He spent 2 1/2 hours waiting out a delay at O'Hare, but eventually Kenny Williams was able to meet with White Sox reporters for his first public assessment of the team he constructed.

Aside from saying the team couldn't be playing worse than it had been, he didn't offer anything juicy. The coaches are currently safe, and all he has are hugs. It basically echoes what he said at the same point during last year's slow start, except without a reference to family-friendly '80s sitcoms.

This is the only noteworthy part:

Williams' problem is that he has a dissatisfied fan base, as his airport delay showed.
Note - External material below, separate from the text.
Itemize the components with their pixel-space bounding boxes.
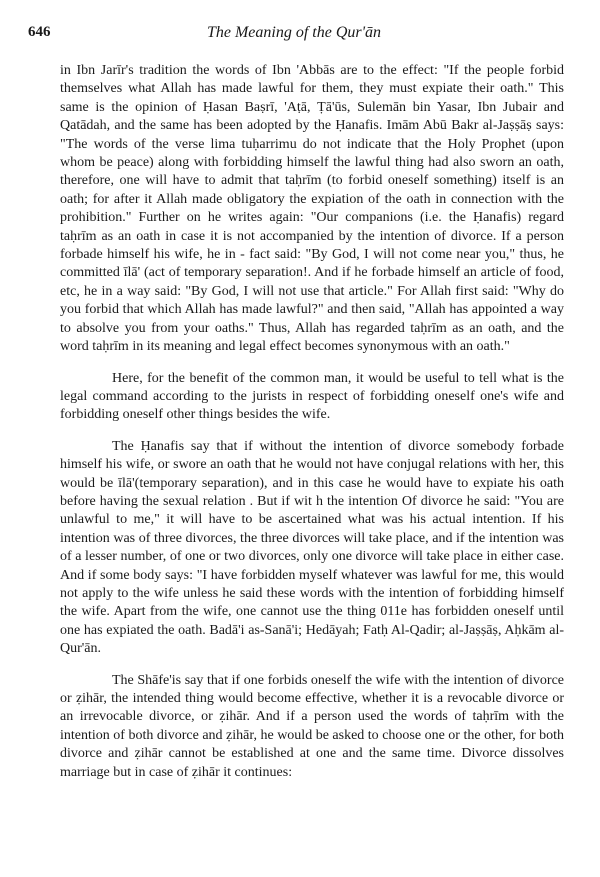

The White Sox need to average about 33,000 fans per game to pay for their $125 million-plus payroll and the road trip isn't going to convince anybody to come to the ballpark when the team returns home Friday.

"Chicago White Sox fans, you have to earn their patronage, and we haven't earned it, so I don't expect people to show up in droves until we earn it," Williams said. "This is the third week in April, a lot of games left and we will earn their respect and their patronage. Until then I wouldn't expect it."
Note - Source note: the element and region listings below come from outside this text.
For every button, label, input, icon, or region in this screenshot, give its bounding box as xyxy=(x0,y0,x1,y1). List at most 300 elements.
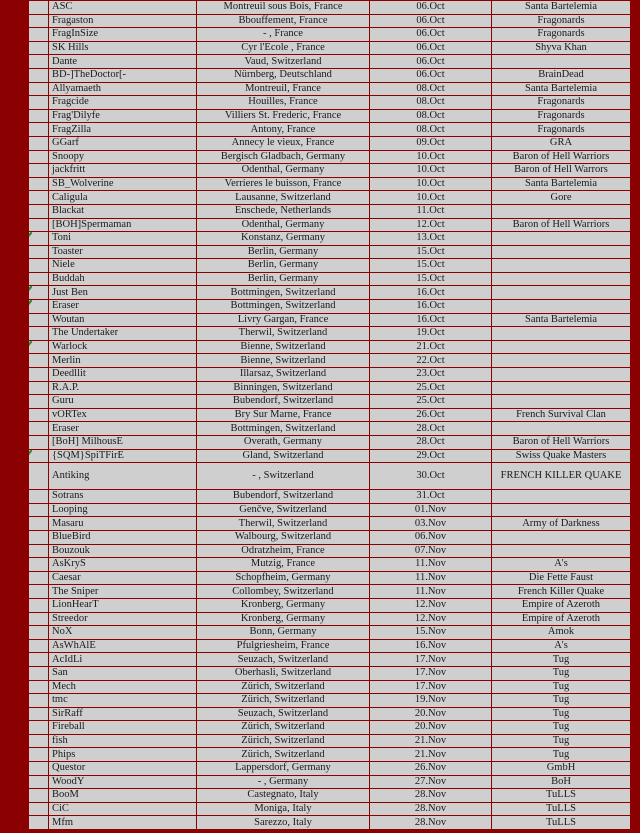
player-clan: A's xyxy=(492,558,631,572)
join-date: 26.Oct xyxy=(370,408,492,422)
player-name: Mfm xyxy=(49,816,197,830)
player-clan: Army of Darkness xyxy=(492,517,631,531)
player-location: Odenthal, Germany xyxy=(197,164,370,178)
table-row xyxy=(29,245,631,259)
join-date: 25.Oct xyxy=(370,381,492,395)
player-location: Schopfheim, Germany xyxy=(197,571,370,585)
player-location: Mutzig, France xyxy=(197,558,370,572)
player-name: Toaster xyxy=(49,245,197,259)
player-location: Zürich, Switzerland xyxy=(197,680,370,694)
members-table xyxy=(28,0,631,830)
player-clan: Fragonards xyxy=(492,109,631,123)
table-row xyxy=(29,123,631,137)
player-location: Therwil, Switzerland xyxy=(197,517,370,531)
player-clan: Santa Bartelemia xyxy=(492,82,631,96)
join-date: 31.Oct xyxy=(370,490,492,504)
player-name: Eraser xyxy=(49,300,197,314)
player-name: {SQM}SpiTFirE xyxy=(49,449,197,463)
check-cell xyxy=(29,55,49,69)
player-location: Bottmingen, Switzerland xyxy=(197,422,370,436)
player-clan: Fragonards xyxy=(492,14,631,28)
check-cell xyxy=(29,340,49,354)
player-clan: Empire of Azeroth xyxy=(492,598,631,612)
table-row xyxy=(29,340,631,354)
check-cell xyxy=(29,286,49,300)
table-row xyxy=(29,449,631,463)
check-cell xyxy=(29,204,49,218)
join-date: 28.Oct xyxy=(370,436,492,450)
player-name: SK Hills xyxy=(49,41,197,55)
join-date: 19.Oct xyxy=(370,327,492,341)
join-date: 15.Oct xyxy=(370,245,492,259)
player-clan: Fragonards xyxy=(492,96,631,110)
player-location: Bry Sur Marne, France xyxy=(197,408,370,422)
table-row xyxy=(29,68,631,82)
player-name: AsKryS xyxy=(49,558,197,572)
player-clan: Baron of Hell Warrors xyxy=(492,164,631,178)
check-cell xyxy=(29,721,49,735)
player-location: Verrieres le buisson, France xyxy=(197,177,370,191)
player-name: Merlin xyxy=(49,354,197,368)
player-name: Fragcide xyxy=(49,96,197,110)
table-row xyxy=(29,503,631,517)
player-location: Livry Gargan, France xyxy=(197,313,370,327)
player-clan: Swiss Quake Masters xyxy=(492,449,631,463)
player-name: GGarf xyxy=(49,136,197,150)
table-row xyxy=(29,666,631,680)
check-cell xyxy=(29,517,49,531)
player-clan: Tug xyxy=(492,748,631,762)
table-row xyxy=(29,191,631,205)
player-location: Montreuil, France xyxy=(197,82,370,96)
player-name: jackfritt xyxy=(49,164,197,178)
table-row xyxy=(29,721,631,735)
player-clan xyxy=(492,259,631,273)
table-row xyxy=(29,177,631,191)
player-name: LionHearT xyxy=(49,598,197,612)
player-name: WoodY xyxy=(49,775,197,789)
check-cell xyxy=(29,245,49,259)
player-clan: French Survival Clan xyxy=(492,408,631,422)
player-clan xyxy=(492,422,631,436)
player-clan: Baron of Hell Warriors xyxy=(492,150,631,164)
check-cell xyxy=(29,327,49,341)
join-date: 11.Nov xyxy=(370,558,492,572)
check-cell xyxy=(29,694,49,708)
check-cell xyxy=(29,381,49,395)
checkmark-icon xyxy=(29,232,33,244)
player-location: Pfulgriesheim, France xyxy=(197,639,370,653)
checkmark-icon xyxy=(29,286,33,298)
join-date: 12.Nov xyxy=(370,612,492,626)
player-clan xyxy=(492,544,631,558)
player-location: Antony, France xyxy=(197,123,370,137)
join-date: 08.Oct xyxy=(370,123,492,137)
player-clan xyxy=(492,490,631,504)
join-date: 06.Oct xyxy=(370,68,492,82)
join-date: 17.Nov xyxy=(370,680,492,694)
table-row xyxy=(29,109,631,123)
player-name: Caligula xyxy=(49,191,197,205)
player-location: Villiers St. Frederic, France xyxy=(197,109,370,123)
player-clan: French Killer Quake xyxy=(492,585,631,599)
table-row xyxy=(29,395,631,409)
player-clan xyxy=(492,245,631,259)
join-date: 28.Nov xyxy=(370,816,492,830)
player-location: Collombey, Switzerland xyxy=(197,585,370,599)
table-row xyxy=(29,544,631,558)
join-date: 11.Nov xyxy=(370,571,492,585)
player-name: Buddah xyxy=(49,272,197,286)
table-row xyxy=(29,422,631,436)
player-location: Walbourg, Switzerland xyxy=(197,530,370,544)
player-name: Antiking xyxy=(49,463,197,490)
check-cell xyxy=(29,666,49,680)
table-row xyxy=(29,816,631,830)
join-date: 23.Oct xyxy=(370,368,492,382)
player-location: Kronberg, Germany xyxy=(197,612,370,626)
player-clan: Santa Bartelemia xyxy=(492,1,631,15)
join-date: 28.Oct xyxy=(370,422,492,436)
player-location: Bubendorf, Switzerland xyxy=(197,395,370,409)
player-location: Kronberg, Germany xyxy=(197,598,370,612)
player-location: Bienne, Switzerland xyxy=(197,340,370,354)
player-name: ASC xyxy=(49,1,197,15)
player-location: Zürich, Switzerland xyxy=(197,748,370,762)
player-location: Genčve, Switzerland xyxy=(197,503,370,517)
check-cell xyxy=(29,544,49,558)
player-location: Berlin, Germany xyxy=(197,272,370,286)
player-clan: Gore xyxy=(492,191,631,205)
table-row xyxy=(29,775,631,789)
check-cell xyxy=(29,775,49,789)
table-row xyxy=(29,259,631,273)
table-row xyxy=(29,55,631,69)
player-location: Sarezzo, Italy xyxy=(197,816,370,830)
player-clan xyxy=(492,340,631,354)
player-clan xyxy=(492,204,631,218)
check-cell xyxy=(29,449,49,463)
check-cell xyxy=(29,463,49,490)
check-cell xyxy=(29,164,49,178)
player-location: Berlin, Germany xyxy=(197,259,370,273)
check-cell xyxy=(29,558,49,572)
join-date: 06.Oct xyxy=(370,1,492,15)
player-name: BooM xyxy=(49,789,197,803)
player-clan: Santa Bartelemia xyxy=(492,313,631,327)
player-name: San xyxy=(49,666,197,680)
join-date: 06.Oct xyxy=(370,55,492,69)
table-row xyxy=(29,734,631,748)
player-name: Guru xyxy=(49,395,197,409)
check-cell xyxy=(29,408,49,422)
player-location: Bbouffement, France xyxy=(197,14,370,28)
check-cell xyxy=(29,41,49,55)
table-row xyxy=(29,272,631,286)
player-name: fish xyxy=(49,734,197,748)
check-cell xyxy=(29,109,49,123)
player-location: Bergisch Gladbach, Germany xyxy=(197,150,370,164)
join-date: 19.Nov xyxy=(370,694,492,708)
join-date: 10.Oct xyxy=(370,150,492,164)
check-cell xyxy=(29,571,49,585)
table-row xyxy=(29,639,631,653)
check-cell xyxy=(29,707,49,721)
check-cell xyxy=(29,490,49,504)
check-cell xyxy=(29,789,49,803)
join-date: 08.Oct xyxy=(370,82,492,96)
join-date: 16.Oct xyxy=(370,313,492,327)
check-cell xyxy=(29,762,49,776)
join-date: 06.Oct xyxy=(370,28,492,42)
checkmark-icon xyxy=(29,450,33,462)
table-row xyxy=(29,571,631,585)
player-clan xyxy=(492,381,631,395)
player-clan: Fragonards xyxy=(492,28,631,42)
table-row xyxy=(29,612,631,626)
player-name: The Undertaker xyxy=(49,327,197,341)
join-date: 11.Oct xyxy=(370,204,492,218)
player-location: Odratzheim, France xyxy=(197,544,370,558)
join-date: 03.Nov xyxy=(370,517,492,531)
table-row xyxy=(29,218,631,232)
player-location: - , Switzerland xyxy=(197,463,370,490)
table-row xyxy=(29,653,631,667)
check-cell xyxy=(29,150,49,164)
player-location: Zürich, Switzerland xyxy=(197,734,370,748)
player-location: Cyr l'Ecole , France xyxy=(197,41,370,55)
table-row xyxy=(29,762,631,776)
player-name: Frag'Dilyfe xyxy=(49,109,197,123)
player-location: Seuzach, Switzerland xyxy=(197,707,370,721)
check-cell xyxy=(29,734,49,748)
player-clan xyxy=(492,286,631,300)
join-date: 07.Nov xyxy=(370,544,492,558)
check-cell xyxy=(29,136,49,150)
player-clan xyxy=(492,530,631,544)
table-row xyxy=(29,150,631,164)
check-cell xyxy=(29,680,49,694)
table-row xyxy=(29,96,631,110)
join-date: 08.Oct xyxy=(370,109,492,123)
player-clan: Baron of Hell Warriors xyxy=(492,436,631,450)
player-name: Bouzouk xyxy=(49,544,197,558)
player-location: - , France xyxy=(197,28,370,42)
player-location: Annecy le vieux, France xyxy=(197,136,370,150)
check-cell xyxy=(29,802,49,816)
check-cell xyxy=(29,354,49,368)
player-clan: Tug xyxy=(492,680,631,694)
player-name: Streedor xyxy=(49,612,197,626)
player-name: Mech xyxy=(49,680,197,694)
player-clan xyxy=(492,272,631,286)
player-clan: A's xyxy=(492,639,631,653)
table-row xyxy=(29,490,631,504)
join-date: 10.Oct xyxy=(370,164,492,178)
table-row xyxy=(29,1,631,15)
player-name: CiC xyxy=(49,802,197,816)
player-name: Niele xyxy=(49,259,197,273)
join-date: 01.Nov xyxy=(370,503,492,517)
player-name: Phips xyxy=(49,748,197,762)
table-row xyxy=(29,748,631,762)
table-row xyxy=(29,598,631,612)
player-clan: Shyva Khan xyxy=(492,41,631,55)
check-cell xyxy=(29,272,49,286)
join-date: 13.Oct xyxy=(370,232,492,246)
player-location: Bottmingen, Switzerland xyxy=(197,286,370,300)
join-date: 17.Nov xyxy=(370,666,492,680)
player-name: Woutan xyxy=(49,313,197,327)
table-row xyxy=(29,585,631,599)
table-row xyxy=(29,381,631,395)
player-location: Vaud, Switzerland xyxy=(197,55,370,69)
player-name: The Sniper xyxy=(49,585,197,599)
player-clan: TuLLS xyxy=(492,789,631,803)
check-cell xyxy=(29,748,49,762)
join-date: 26.Nov xyxy=(370,762,492,776)
check-cell xyxy=(29,395,49,409)
player-clan: Empire of Azeroth xyxy=(492,612,631,626)
table-row xyxy=(29,558,631,572)
join-date: 20.Nov xyxy=(370,721,492,735)
player-location: Therwil, Switzerland xyxy=(197,327,370,341)
table-row xyxy=(29,300,631,314)
table-row xyxy=(29,286,631,300)
table-row xyxy=(29,164,631,178)
table-row xyxy=(29,694,631,708)
player-location: Oberhasli, Switzerland xyxy=(197,666,370,680)
player-clan: Tug xyxy=(492,734,631,748)
check-cell xyxy=(29,28,49,42)
player-clan: GmbH xyxy=(492,762,631,776)
player-name: BD-]TheDoctor[- xyxy=(49,68,197,82)
join-date: 16.Nov xyxy=(370,639,492,653)
table-row xyxy=(29,327,631,341)
player-name: Just Ben xyxy=(49,286,197,300)
player-name: Blackat xyxy=(49,204,197,218)
player-name: Caesar xyxy=(49,571,197,585)
check-cell xyxy=(29,598,49,612)
table-row xyxy=(29,530,631,544)
player-clan: Santa Bartelemia xyxy=(492,177,631,191)
join-date: 06.Oct xyxy=(370,14,492,28)
check-cell xyxy=(29,177,49,191)
player-clan: Tug xyxy=(492,653,631,667)
join-date: 10.Oct xyxy=(370,177,492,191)
player-location: Zürich, Switzerland xyxy=(197,694,370,708)
join-date: 15.Oct xyxy=(370,259,492,273)
player-name: Deedllit xyxy=(49,368,197,382)
player-name: FragZilla xyxy=(49,123,197,137)
table-row xyxy=(29,313,631,327)
player-clan: Tug xyxy=(492,707,631,721)
player-name: BlueBird xyxy=(49,530,197,544)
join-date: 21.Nov xyxy=(370,734,492,748)
join-date: 16.Oct xyxy=(370,300,492,314)
player-clan: FRENCH KILLER QUAKE xyxy=(492,463,631,490)
player-location: Moniga, Italy xyxy=(197,802,370,816)
player-location: Enschede, Netherlands xyxy=(197,204,370,218)
join-date: 28.Nov xyxy=(370,789,492,803)
join-date: 21.Oct xyxy=(370,340,492,354)
player-location: Castegnato, Italy xyxy=(197,789,370,803)
player-clan: Tug xyxy=(492,694,631,708)
table-row xyxy=(29,463,631,490)
join-date: 29.Oct xyxy=(370,449,492,463)
table-row xyxy=(29,517,631,531)
check-cell xyxy=(29,503,49,517)
check-cell xyxy=(29,68,49,82)
table-row xyxy=(29,707,631,721)
join-date: 12.Oct xyxy=(370,218,492,232)
player-name: vORTex xyxy=(49,408,197,422)
player-clan xyxy=(492,395,631,409)
join-date: 15.Oct xyxy=(370,272,492,286)
player-location: Lappersdorf, Germany xyxy=(197,762,370,776)
player-location: Montreuil sous Bois, France xyxy=(197,1,370,15)
table-row xyxy=(29,14,631,28)
player-name: Sotrans xyxy=(49,490,197,504)
join-date: 09.Oct xyxy=(370,136,492,150)
check-cell xyxy=(29,368,49,382)
join-date: 21.Nov xyxy=(370,748,492,762)
check-cell xyxy=(29,422,49,436)
player-location: Nürnberg, Deutschland xyxy=(197,68,370,82)
table-row xyxy=(29,626,631,640)
player-clan xyxy=(492,232,631,246)
table-row xyxy=(29,232,631,246)
player-location: Bonn, Germany xyxy=(197,626,370,640)
player-location: Bienne, Switzerland xyxy=(197,354,370,368)
table-row xyxy=(29,82,631,96)
check-cell xyxy=(29,218,49,232)
player-name: Looping xyxy=(49,503,197,517)
table-row xyxy=(29,436,631,450)
player-name: SB_Wolverine xyxy=(49,177,197,191)
check-cell xyxy=(29,14,49,28)
table-row xyxy=(29,204,631,218)
player-location: Bubendorf, Switzerland xyxy=(197,490,370,504)
player-name: FragInSize xyxy=(49,28,197,42)
player-name: Fragaston xyxy=(49,14,197,28)
player-clan: Die Fette Faust xyxy=(492,571,631,585)
table-row xyxy=(29,408,631,422)
checkmark-icon xyxy=(29,300,33,312)
player-name: AcIdLi xyxy=(49,653,197,667)
player-name: Eraser xyxy=(49,422,197,436)
player-name: Toni xyxy=(49,232,197,246)
check-cell xyxy=(29,1,49,15)
player-clan: GRA xyxy=(492,136,631,150)
join-date: 17.Nov xyxy=(370,653,492,667)
join-date: 12.Nov xyxy=(370,598,492,612)
join-date: 08.Oct xyxy=(370,96,492,110)
player-location: - , Germany xyxy=(197,775,370,789)
player-name: Questor xyxy=(49,762,197,776)
checkmark-icon xyxy=(29,341,33,353)
player-name: tmc xyxy=(49,694,197,708)
player-clan: BrainDead xyxy=(492,68,631,82)
player-name: [BOH]Spermaman xyxy=(49,218,197,232)
check-cell xyxy=(29,653,49,667)
player-clan xyxy=(492,354,631,368)
table-row xyxy=(29,789,631,803)
player-name: Masaru xyxy=(49,517,197,531)
join-date: 06.Oct xyxy=(370,41,492,55)
check-cell xyxy=(29,259,49,273)
player-clan xyxy=(492,368,631,382)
For one, I wish quotes about team finances would be qualified with "according to Jerry Reinsdorf." There's no way to know for sure, and the track record says that MLB teams are more than happy to understate their profitability. Bud Selig does it, too.

And, of course, there's the mandatory reference to White Sox fans being a hard sell. That's pretty much true, but I don't quite understand why the organization keeps reinforcing that behavior, since it's not at all beneficial.
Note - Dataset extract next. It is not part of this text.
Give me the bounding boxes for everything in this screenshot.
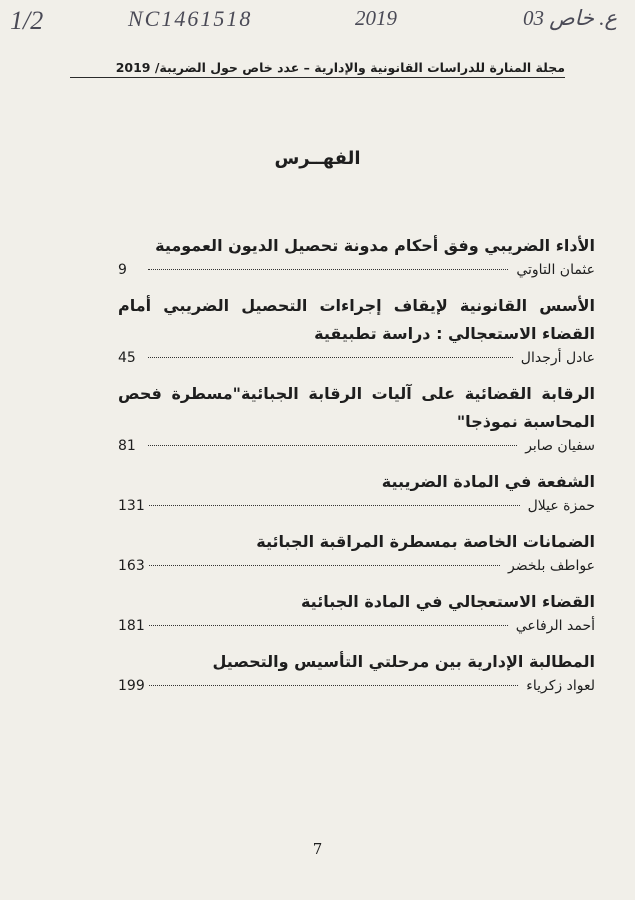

More reading material below the jump!

*Speaking of attendance, Jeff Passan has a handy-dandy chart that says the Sox could be doing much worse. Other teams are struggling to fill seats, and 10 teams have seen a drop of 10 percent or more so far. The Sox are only drawing 1.5 percent below their 2010 average so far, so they have some margin for error.

*For the 10th consecutive year, Ozzie Guillen says he should be the one who's fired. Which is weird, since he's only been managing for seven.

*Alex Rios' nagging toe has been in the news as his struggles continue. Scott Merkin mentioned it last Tuesday -- turf toe or arthritis for the last four or five years -- and today, Merkin reports that Rios said "nothing the White Sox have tried to alleviate the pain has worked -- including the injection of a gel into the toe."

Watching Rios hit in Tampa, his stance might look more awkward from the side view. Not only is he playing a piano without a bench, but his feet are pigeon-toed, and the weight is on the insides of his feet. I'm not sure if that's the cause or result of his toe pain, but it doesn't look comfortable either way.

On a related note, Kevin Goldstein was surprised about how easy the Yankees were able to double him up late in Monday's game.

*Sergio Santos passed his first test as closer, as Guillen said Santos handled it better than he did. I liked that he used Santos for four outs, myself.

*Over in San Diego, the Atlanta Braves gave reason to hope that Santos isn't dubbed as a traditional closer. The Braves lost in 13 innings, and Fredi Gonzalez didn't use his best reliever. You know who was used? Scott Linebrink, and he gave up the game-tying double. It's a lot more fun to watch his recoil when he's wearing another uniform.

Linebrink appears to be the same guy he was in Chicago -- good velocity, good strikeout rate, zero results otherwise. That's comforting.

*Happy days are here again at White Sox Observer and South Side Hit Girl.